Often we have factors that are known but not interesting. For example, we might be conducting experiments on Monday and Wednesday. That is a factor, but not one we're interested in. A common example is gender in drug trails. We know gender may effect response to a drug, but we don't want to study it. There are a variety of ways to deal with these.

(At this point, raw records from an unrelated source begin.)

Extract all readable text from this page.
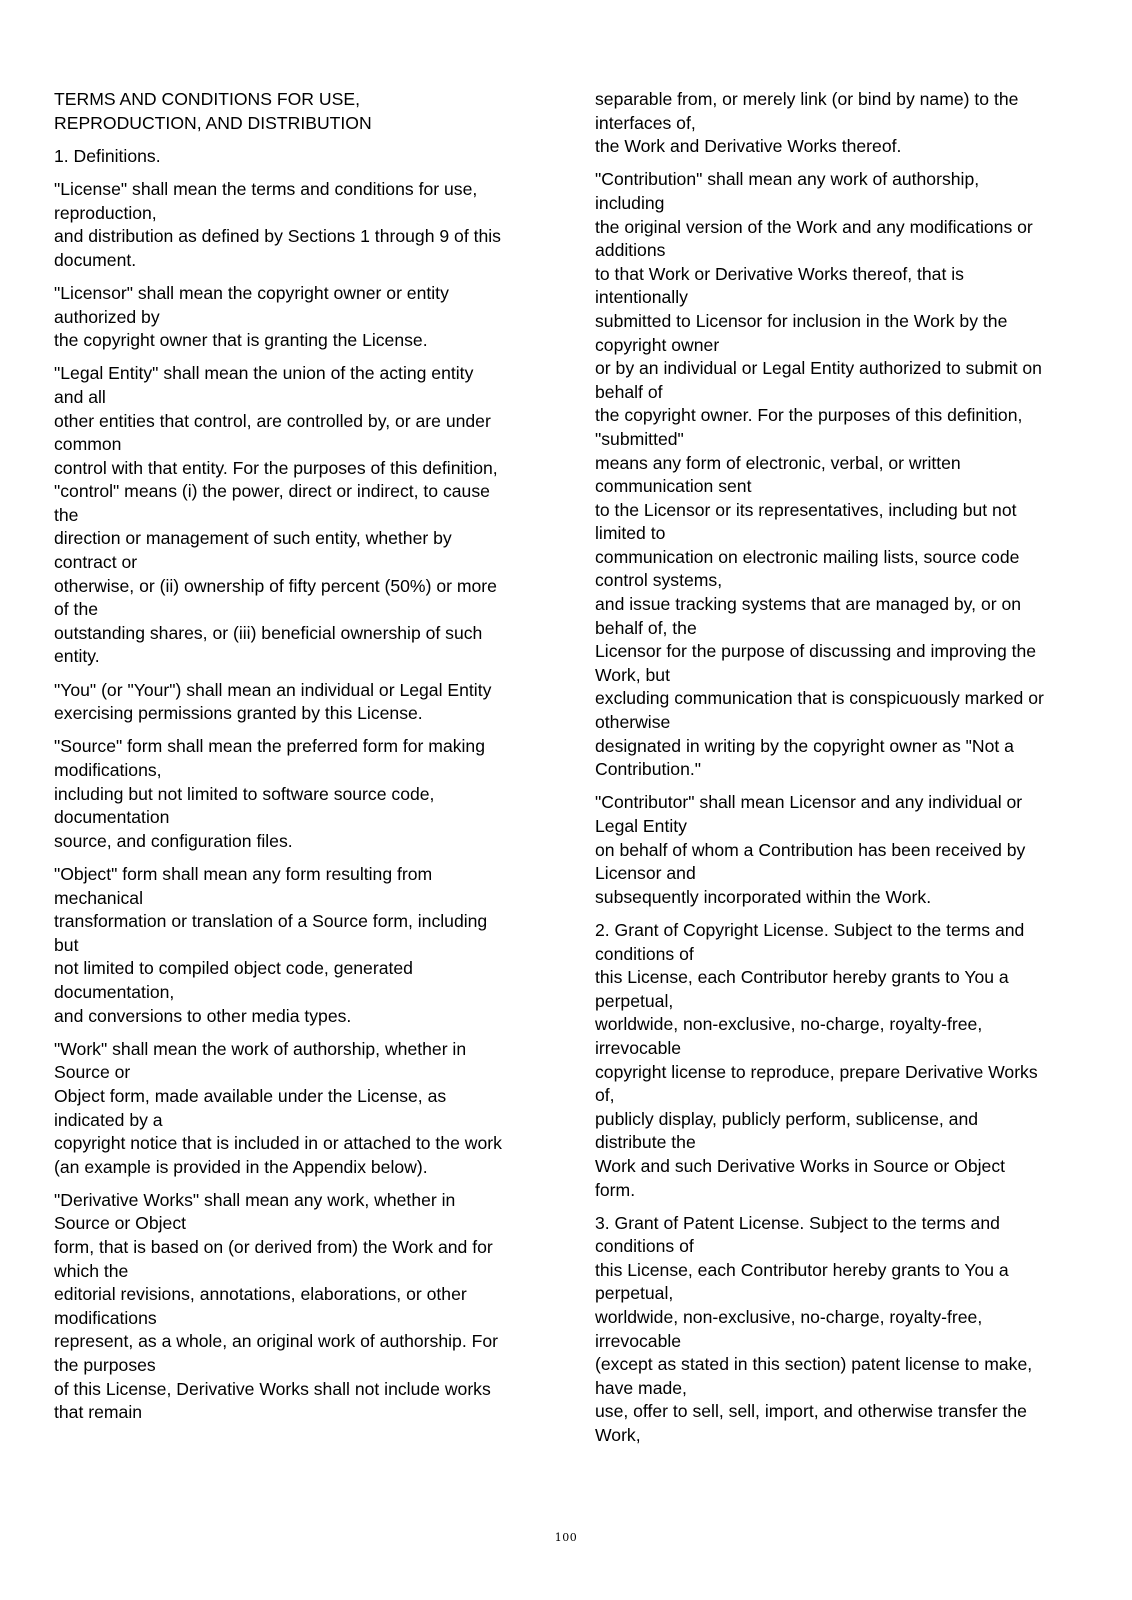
TERMS AND CONDITIONS FOR USE,
REPRODUCTION, AND DISTRIBUTION
1. Definitions.
"License" shall mean the terms and conditions for use,
reproduction,
and distribution as defined by Sections 1 through 9 of this
document.
"Licensor" shall mean the copyright owner or entity
authorized by
the copyright owner that is granting the License.
"Legal Entity" shall mean the union of the acting entity
and all
other entities that control, are controlled by, or are under
common
control with that entity. For the purposes of this definition,
"control" means (i) the power, direct or indirect, to cause
the
direction or management of such entity, whether by
contract or
otherwise, or (ii) ownership of fifty percent (50%) or more
of the
outstanding shares, or (iii) beneficial ownership of such
entity.
"You" (or "Your") shall mean an individual or Legal Entity
exercising permissions granted by this License.
"Source" form shall mean the preferred form for making
modifications,
including but not limited to software source code,
documentation
source, and configuration files.
"Object" form shall mean any form resulting from
mechanical
transformation or translation of a Source form, including
but
not limited to compiled object code, generated
documentation,
and conversions to other media types.
"Work" shall mean the work of authorship, whether in
Source or
Object form, made available under the License, as
indicated by a
copyright notice that is included in or attached to the work
(an example is provided in the Appendix below).
"Derivative Works" shall mean any work, whether in
Source or Object
form, that is based on (or derived from) the Work and for
which the
editorial revisions, annotations, elaborations, or other
modifications
represent, as a whole, an original work of authorship. For
the purposes
of this License, Derivative Works shall not include works
that remain
separable from, or merely link (or bind by name) to the
interfaces of,
the Work and Derivative Works thereof.
"Contribution" shall mean any work of authorship,
including
the original version of the Work and any modifications or
additions
to that Work or Derivative Works thereof, that is
intentionally
submitted to Licensor for inclusion in the Work by the
copyright owner
or by an individual or Legal Entity authorized to submit on
behalf of
the copyright owner. For the purposes of this definition,
"submitted"
means any form of electronic, verbal, or written
communication sent
to the Licensor or its representatives, including but not
limited to
communication on electronic mailing lists, source code
control systems,
and issue tracking systems that are managed by, or on
behalf of, the
Licensor for the purpose of discussing and improving the
Work, but
excluding communication that is conspicuously marked or
otherwise
designated in writing by the copyright owner as "Not a
Contribution."
"Contributor" shall mean Licensor and any individual or
Legal Entity
on behalf of whom a Contribution has been received by
Licensor and
subsequently incorporated within the Work.
2. Grant of Copyright License. Subject to the terms and
conditions of
this License, each Contributor hereby grants to You a
perpetual,
worldwide, non-exclusive, no-charge, royalty-free,
irrevocable
copyright license to reproduce, prepare Derivative Works
of,
publicly display, publicly perform, sublicense, and
distribute the
Work and such Derivative Works in Source or Object
form.
3. Grant of Patent License. Subject to the terms and
conditions of
this License, each Contributor hereby grants to You a
perpetual,
worldwide, non-exclusive, no-charge, royalty-free,
irrevocable
(except as stated in this section) patent license to make,
have made,
use, offer to sell, sell, import, and otherwise transfer the
Work,
100
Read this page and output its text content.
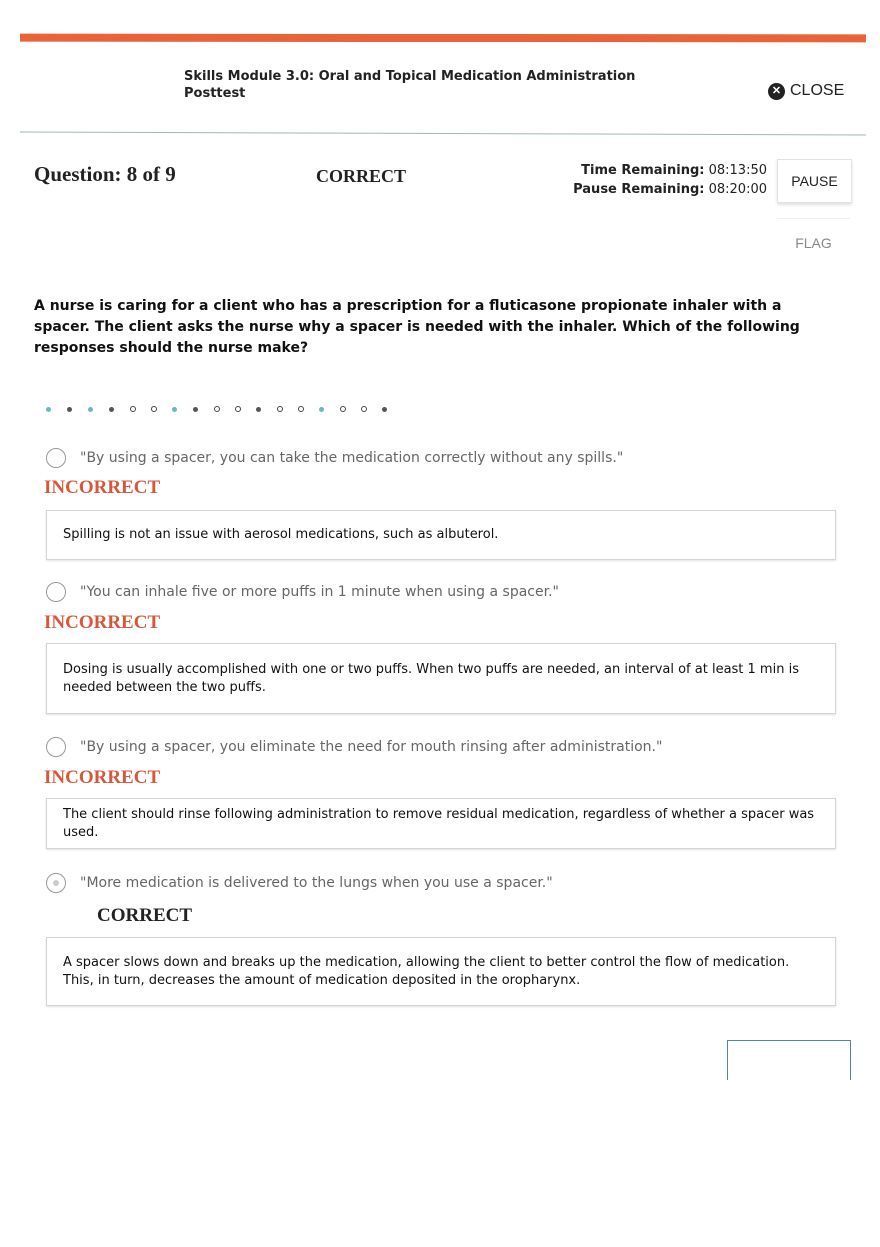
Skills Module 3.0: Oral and Topical Medication Administration Posttest	✕ CLOSE
Question: 8 of 9	CORRECT	Time Remaining: 08:13:50
Pause Remaining: 08:20:00
PAUSE
FLAG
A nurse is caring for a client who has a prescription for a fluticasone propionate inhaler with a spacer. The client asks the nurse why a spacer is needed with the inhaler. Which of the following responses should the nurse make?
"By using a spacer, you can take the medication correctly without any spills."
INCORRECT
Spilling is not an issue with aerosol medications, such as albuterol.
"You can inhale five or more puffs in 1 minute when using a spacer."
INCORRECT
Dosing is usually accomplished with one or two puffs. When two puffs are needed, an interval of at least 1 min is needed between the two puffs.
"By using a spacer, you eliminate the need for mouth rinsing after administration."
INCORRECT
The client should rinse following administration to remove residual medication, regardless of whether a spacer was used.
"More medication is delivered to the lungs when you use a spacer."
CORRECT
A spacer slows down and breaks up the medication, allowing the client to better control the flow of medication. This, in turn, decreases the amount of medication deposited in the oropharynx.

Unquantifiable Nuisance Factors

To remove unknown nuisance factors, or nuisance factors that are hard to quantify, you can randomize your order of experiments. This gives some robustness to the possibility of unkown nuisance factors affecting your experiments. For example, if you get better at an experiment so that you conduct it more accurately and precise as time goes on, this is a hard to quantify nuisance factor. If you randomize your order though, this will mean that you will not have your accuracy indirectly affecting your conclusion about other treatment conditions.

Quantifiable Nuisance Factors

For nuisance factors which you can measure and sort into levels, you can use blocking to remove their effect. Blocking means arranging your factors so that in each block you have the same nuisance factors.

For example, if I want to do a drug trial I need to two blocks: the control and the block given the drug. If I want to remove gender, I will make each block have equal numbers of the two genders. Let's saw you have 12 participants and 8 are women. Block I would be 4 women and 2 men. Block II would be 4 women and 2 men. My experiment would look like:

TC Block $X$ $Y$
1 I 0 $y_1$
2 II 1 $y_2$

This blocking means that the nuisance factor of gender does not vary when other factors vary.